The following configuration options are mandatory in the global section:
* **quarantines**  
  Comma-separated, ordered list of active quarantines. For each, there must be a section of the same name in the configuration.
* **preferred_quarantin_action**  
  Defines which quarantine action should be preferred if multiple quarantines are matching for multiple recipients.  
  If at least one recipient receives the original e-mail due to whitelisting, the action is always ACCEPT.
  Possible values are:
  * **first**
  * **last**

### Quarantine sections
The following configuration options are mandatory in each quarantine section:
* **regex**  
  Regular expression to filter e-mail headers.
* **quarantine_type**  
  One of the quarantine-types described below.
* **action**  
  One of the actions described below.
* **notification_type**  
  One of the notification types described below.
* **whitelist_type**  
  One of the whitelist types described below.
* **smtp_host**  
  SMTP host to inject original e-mails. This is needed if not all recipients of an e-mail are whitelisted
* **smtp_port**  
  SMTP port

### Quarantine types
* **NONE**  
  Original e-mails scrapped, sent to nirvana, black-holed or however you want to call it.

* **FILE**  
  Original e-mails are stored on the filesystem with a unique filename. The filename is available as a
  template variable used in notifiaction templates.  
  The following configuration options are mandatory for this quarantine type:
  * **quarantine_directory**  
    The directory in which quarantined e-mails are stored.


### Notification types
* **NONE**  
  No quarantine notifications will be sent.

* **EMAIL**  
  Quarantine e-mail notifications are sent to recipients. The SMTP host and port, E-mail template, from-address and the subject are configurable for each quarantine.

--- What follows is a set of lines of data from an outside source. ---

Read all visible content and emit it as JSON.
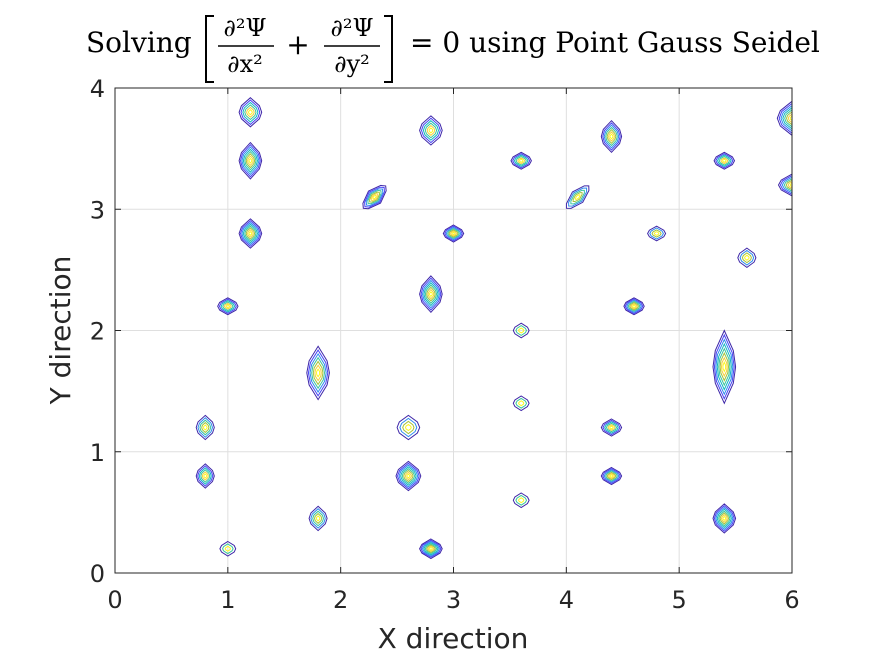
{
  "chart_data": {
    "type": "contour",
    "title": {
      "prefix": "Solving",
      "term1_num": "∂²Ψ",
      "term1_den": "∂x²",
      "op": "+",
      "term2_num": "∂²Ψ",
      "term2_den": "∂y²",
      "suffix": "= 0 using Point Gauss Seidel"
    },
    "xlabel": "X direction",
    "ylabel": "Y direction",
    "xlim": [
      0,
      6
    ],
    "ylim": [
      0,
      4
    ],
    "xticks": [
      "0",
      "1",
      "2",
      "3",
      "4",
      "5",
      "6"
    ],
    "yticks": [
      "0",
      "1",
      "2",
      "3",
      "4"
    ],
    "grid": true,
    "colormap": [
      "#3e26a8",
      "#4743f6",
      "#2d8bf0",
      "#0fb8c0",
      "#3cc69c",
      "#a6c33a",
      "#f7d13d",
      "#fcf820"
    ],
    "peaks": [
      {
        "x": 1.2,
        "y": 3.8,
        "sx": 0.1,
        "sy": 0.12,
        "levels": 6
      },
      {
        "x": 1.2,
        "y": 3.4,
        "sx": 0.1,
        "sy": 0.15,
        "levels": 8
      },
      {
        "x": 1.2,
        "y": 2.8,
        "sx": 0.1,
        "sy": 0.12,
        "levels": 8
      },
      {
        "x": 1.0,
        "y": 2.2,
        "sx": 0.09,
        "sy": 0.07,
        "levels": 6
      },
      {
        "x": 2.3,
        "y": 3.1,
        "sx": 0.14,
        "sy": 0.07,
        "levels": 7,
        "rot": -45
      },
      {
        "x": 2.8,
        "y": 3.65,
        "sx": 0.1,
        "sy": 0.12,
        "levels": 6
      },
      {
        "x": 3.0,
        "y": 2.8,
        "sx": 0.09,
        "sy": 0.07,
        "levels": 7
      },
      {
        "x": 2.8,
        "y": 2.3,
        "sx": 0.1,
        "sy": 0.15,
        "levels": 8
      },
      {
        "x": 3.6,
        "y": 3.4,
        "sx": 0.09,
        "sy": 0.07,
        "levels": 6
      },
      {
        "x": 4.1,
        "y": 3.1,
        "sx": 0.14,
        "sy": 0.06,
        "levels": 5,
        "rot": -45
      },
      {
        "x": 4.4,
        "y": 3.6,
        "sx": 0.09,
        "sy": 0.13,
        "levels": 7
      },
      {
        "x": 4.8,
        "y": 2.8,
        "sx": 0.08,
        "sy": 0.06,
        "levels": 4
      },
      {
        "x": 5.4,
        "y": 3.4,
        "sx": 0.09,
        "sy": 0.07,
        "levels": 6
      },
      {
        "x": 6.0,
        "y": 3.75,
        "sx": 0.13,
        "sy": 0.14,
        "levels": 8
      },
      {
        "x": 6.0,
        "y": 3.2,
        "sx": 0.12,
        "sy": 0.09,
        "levels": 7
      },
      {
        "x": 5.6,
        "y": 2.6,
        "sx": 0.08,
        "sy": 0.08,
        "levels": 4
      },
      {
        "x": 4.6,
        "y": 2.2,
        "sx": 0.09,
        "sy": 0.07,
        "levels": 7
      },
      {
        "x": 5.4,
        "y": 1.7,
        "sx": 0.1,
        "sy": 0.3,
        "levels": 8
      },
      {
        "x": 4.4,
        "y": 1.2,
        "sx": 0.09,
        "sy": 0.07,
        "levels": 6
      },
      {
        "x": 4.4,
        "y": 0.8,
        "sx": 0.09,
        "sy": 0.07,
        "levels": 7
      },
      {
        "x": 5.4,
        "y": 0.45,
        "sx": 0.1,
        "sy": 0.12,
        "levels": 8
      },
      {
        "x": 3.6,
        "y": 2.0,
        "sx": 0.07,
        "sy": 0.06,
        "levels": 3
      },
      {
        "x": 3.6,
        "y": 1.4,
        "sx": 0.07,
        "sy": 0.06,
        "levels": 3
      },
      {
        "x": 3.6,
        "y": 0.6,
        "sx": 0.07,
        "sy": 0.06,
        "levels": 3
      },
      {
        "x": 1.8,
        "y": 1.65,
        "sx": 0.1,
        "sy": 0.22,
        "levels": 7
      },
      {
        "x": 1.8,
        "y": 0.45,
        "sx": 0.08,
        "sy": 0.1,
        "levels": 5
      },
      {
        "x": 2.6,
        "y": 1.2,
        "sx": 0.1,
        "sy": 0.1,
        "levels": 4
      },
      {
        "x": 2.6,
        "y": 0.8,
        "sx": 0.11,
        "sy": 0.12,
        "levels": 8
      },
      {
        "x": 2.8,
        "y": 0.2,
        "sx": 0.1,
        "sy": 0.08,
        "levels": 8
      },
      {
        "x": 0.8,
        "y": 1.2,
        "sx": 0.08,
        "sy": 0.1,
        "levels": 5
      },
      {
        "x": 0.8,
        "y": 0.8,
        "sx": 0.08,
        "sy": 0.1,
        "levels": 6
      },
      {
        "x": 1.0,
        "y": 0.2,
        "sx": 0.07,
        "sy": 0.06,
        "levels": 3
      }
    ]
  }
}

The templates must contain the notification e-mail text in HTML form.  

  The following template variables are available:
  * **{EMAIL_FROM}**  
    E-mail from-address received by the milter (envelope-from).
  * **{EMAIL_TO}**  
    E-mail recipient address of this notification.
  * **{EMAIL_SUBJECT}**  
    Configured e-mail subject.
  * **{EMAIL_QUARANTINE_ID}**  
    Quarantine-ID of the original e-mail if available, empty otherwise.
  * **{EMAIL_HTML_TEXT}**  
    Sanitized version of the e-mail text part of the original e-mail. Only harmless HTML tags and attributes are included. Images are replaced with the image set by notification_email_replacement_img option.

  The following configuration options are mandatory for this notification type:
  * **notification_email_from**  
    Notification e-mail from-address.
  * **notification_email_subject**  
    Notification e-mail subject.
  * **notification_email_template**  
    Path to the notification e-mail template. It is hold in memory during runtime.
  * **notification_email_replacement_img**  
    Path to the image to replace images in e-mails. It is hold in memory during runtime. Leave it empty to disable.
  * **notification_email_embedded_imgs**  
    Comma-separated list of images to embed into the notification e-mail. The Content-ID of each image will be set to the filename, so you can reference it from the e-mail template. All images are hold in memory during runtime.  
    Leave empty to disable.

### Actions
Every quarantine responds with a milter-action if an e-mail header matches the configured regular expression. Please think carefully what you set here or your MTA will do something you do not want.  
The following actions are available:
* **ACCEPT**  
  Tell the MTA to continue processing the e-mail.
* **DISCARD**  
  Tell the MTA to silently discard the e-mail.
* **REJECT**  
  Tell the MTA to reject the e-mail.


### Whitelist types
* **NONE**  
  No whitelist will be used.

* **DB**  
  A database whitelist will be used. All database types supported by peewee are available.  

  The following configuration options are mandatory for this whitelist type:
  * **whitelist_db_connection**  
  Database connection string (e.g. mysql://user:password@host:port).  

  * **whitelist_db_table**  
  Database table to use.

## Developer information
Everyone who wants to improve or extend this project is very welcome.